Over the years, I’ve poured myself into the business—literally and figuratively. This year, I worked on the designs for our first brewery and restaurant that’s opening in Charlotte, while Cash brought them to life. Even from behind bars, I helped craft our signature organic, non-GMO, farm-to-pint beer using grains we grew on-site.

The distillery and now the brewery are more than just businesses—they’re a lifeline, a source of pride that kept me going through four long years in prison. Cash visited me weekly without fail, checking in on designs and updates. Lawson dropped by when he wasn’t traveling for sales or handling business deals, and Troy, busy as he was, always made time to encourage me during his work trips south.

It's never been just about the businesses—it’s always been about family. Everyone pulling together to make whatever new dreams we create a reality. And soon, I’ll finally get to see this one with my own eyes.

Getting released doesn’t mean the conviction is erased—it’s still there, stamped on my record for life. That limits my options, shutting the door on most “normal” jobs. But that doesn’t bother me at all. I never wanted a nine-to-five. I’ve always been better with my hands, and even before I went to prison, I knew my place was here—on our property, running the distillery and checking in on the chicks.

I drive past the main house where I grew up and then make a left before pushing deeper into the property, past the trees and into a section that’s still wild with overgrown bushes, weeds and tall trees. The road opens up to a small clearing that meets the creek, its’ water rushing along the edge of our land, just as it always has. Steady like the blood that’s coursing through my veins.

Whitewood Creek.

I’ve always known this is where I’d build a house someday and maybe in the future, I’ll raise my kids here. As I park the truck, a smile tugs at my lips, already imagining it. The materials I picked up yesterday from the hardware store are scattered across the grass, but that’s tomorrow’s task.

Right now, I’ve got nothing but time.

Tonight, I’ll sleep under the stars, sprawled out on the grass, with the mountains looming above me. It’s been too long since I’ve felt this free, and I plan to savor every moment of it.

Chapter 7 – Molly

Whitewood Creek Farmstead and Egg Farm is easily one of the most magical places I’ve ever set foot on.? Nestled against the rolling Blue Ridge Mountains of North Carolina and surrounded by endless stretches of land, it’s a serene haven for chickens and the heart of Whitewood Creek Distillery, where the Marshalls craft their own spirits.

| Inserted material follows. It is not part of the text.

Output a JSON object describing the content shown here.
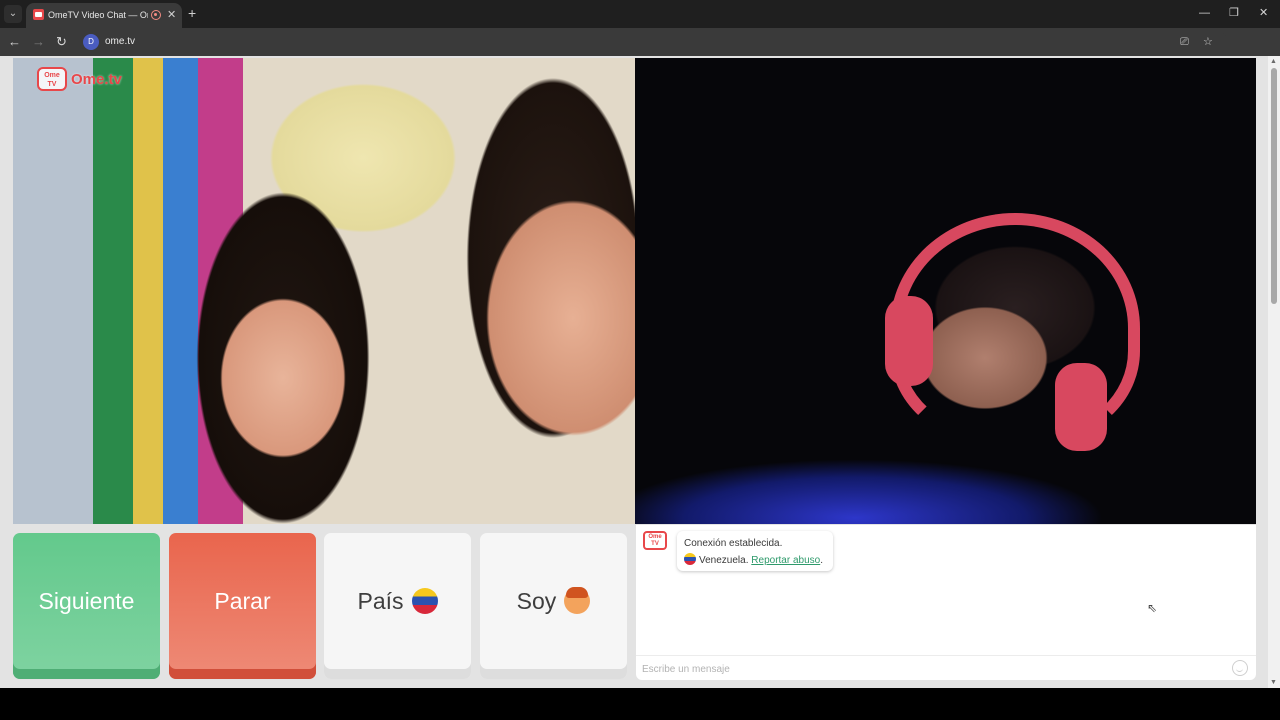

Tiny green shoots peek out of the soil, promising towering cornstalks in a few months. The setting sun dips behind the mountains, painting the sky with hues of orange and pink that seem to reflect off the floral-covered peaks. My chest tightens at the sight of seeing it for the first time in a decade, overwhelmed by the bittersweet beauty of it all.

When I left town, I never thought I’d come back. Yet now that I’m here, I realize just how much I missed this place and its breathtaking scenery—even if the memories it holds aren’t always kind. Maybe it isn’t Whitewood Creek that I miss but the Marshall property because that’s the one place that’s always felt like home.

Turning down the long, winding road that leads to the Marshalls’ home, I smile at how little has changed since I left. The old log-cabin-style home comes into view, and sure enough, Regan is already on the front porch where she still lives waiting for me.

She stands when she sees me, brushing her hands down her tattered Levi’s shorts before giving me a hesitant wave. I know she’s nervous about facing Colt—worried that he’s mad or disappointed in her. Maybe he is. But I also know that helping these two find their way back to each other feels like the right thing to do. Growing up, Regan and Colt were inseparable, just like me and Maverick. Watching them drift apart feels wrong, like something essential is out of balance in the universe. If I can be the bridge between them, I will.

Sometimes, even broken connections deserve a chance to heal.

“Hi,” she says rushing towards me and flinging her arms around my neck before stepping back and wringing her hands together nervously.